I have discussed this problem as it relates to Web formats. Jonathan Rochkind asks about non-Web formats:
Do you think this is less likely to happen in the post-web world? There are still popular formats in use that are not 'of the web', such as MS Word docs (which can not generally be displayed by web browsers) -- are old (but not that old, post-web) versions of MS Word more likely to remain renderable in this post-web world than my old WordPerfect files?First, as regards old WordPerfect files, I addressed this in my 2009 CNI plenary here:
The Open Office that I use has support for reading and writing Microsoft formats back to Word 6 (1993), full support for reading WordPerfect formats back to version 6 (1993) and basic support back to version 4 (1986).I believe that licensing issues mean that this comment now applies to Libre Office not Open Office.

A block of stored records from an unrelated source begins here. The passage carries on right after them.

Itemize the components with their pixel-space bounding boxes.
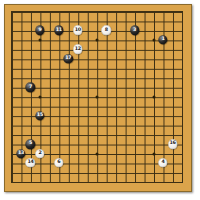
stone-white-16: 16: [168, 139, 177, 148]
stone-black-5: 5: [26, 139, 35, 148]
stone-black-3: 3: [130, 26, 139, 35]
star-point: [152, 95, 155, 98]
stone-white-6: 6: [54, 158, 63, 167]
stone-white-4: 4: [158, 158, 167, 167]
move-number-label: 13: [18, 151, 24, 156]
move-number-label: 7: [29, 85, 32, 90]
move-number-label: 9: [38, 28, 41, 33]
board-grid: 1234567891011121314151617: [11, 11, 184, 184]
star-point: [95, 95, 98, 98]
stone-white-14: 14: [26, 158, 35, 167]
move-number-label: 11: [56, 28, 62, 33]
move-number-label: 17: [65, 56, 71, 61]
diagram-frame: 1234567891011121314151617: [0, 0, 200, 200]
stone-black-13: 13: [16, 149, 25, 158]
stone-white-10: 10: [73, 26, 82, 35]
stone-black-9: 9: [35, 26, 44, 35]
stone-black-17: 17: [64, 54, 73, 63]
stone-black-7: 7: [26, 83, 35, 92]
star-point: [95, 38, 98, 41]
star-point: [38, 38, 41, 41]
move-number-label: 8: [105, 28, 108, 33]
move-number-label: 12: [75, 47, 81, 52]
star-point: [38, 95, 41, 98]
stone-white-8: 8: [102, 26, 111, 35]
move-number-label: 6: [57, 161, 60, 166]
move-number-label: 16: [169, 142, 175, 147]
move-number-label: 4: [162, 161, 165, 166]
stone-black-15: 15: [35, 111, 44, 120]
star-point: [95, 152, 98, 155]
stone-black-1: 1: [158, 35, 167, 44]
stone-white-12: 12: [73, 45, 82, 54]
move-number-label: 15: [37, 113, 43, 118]
star-point: [152, 152, 155, 155]
stone-white-2: 2: [35, 149, 44, 158]
stone-black-11: 11: [54, 26, 63, 35]
go-board: 1234567891011121314151617: [4, 4, 192, 192]
move-number-label: 14: [27, 161, 33, 166]
move-number-label: 5: [29, 142, 32, 147]
move-number-label: 10: [75, 28, 81, 33]
move-number-label: 1: [162, 38, 165, 43]
move-number-label: 3: [133, 28, 136, 33]
star-point: [152, 38, 155, 41]
move-number-label: 2: [38, 151, 41, 156]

Second, Microsoft has effectively lost the ability to drive the upgrade cycle by introducing gratuitous format incompatibility because their customers rebelled against the costs this strategy imposed on them. So, the reasons are slightly different but the result in terms of format obsolescence is similar.
Disagreeing with Jeff Rothenberg, Round 2
Andy cites a talk by Jeff Rothenberg at Future Perfect 2012 that hadn't come to my attention. A quick scan through the slides suggests that Jeff persists in being wrong about format obsolescence, and that I need to prepare another refutation.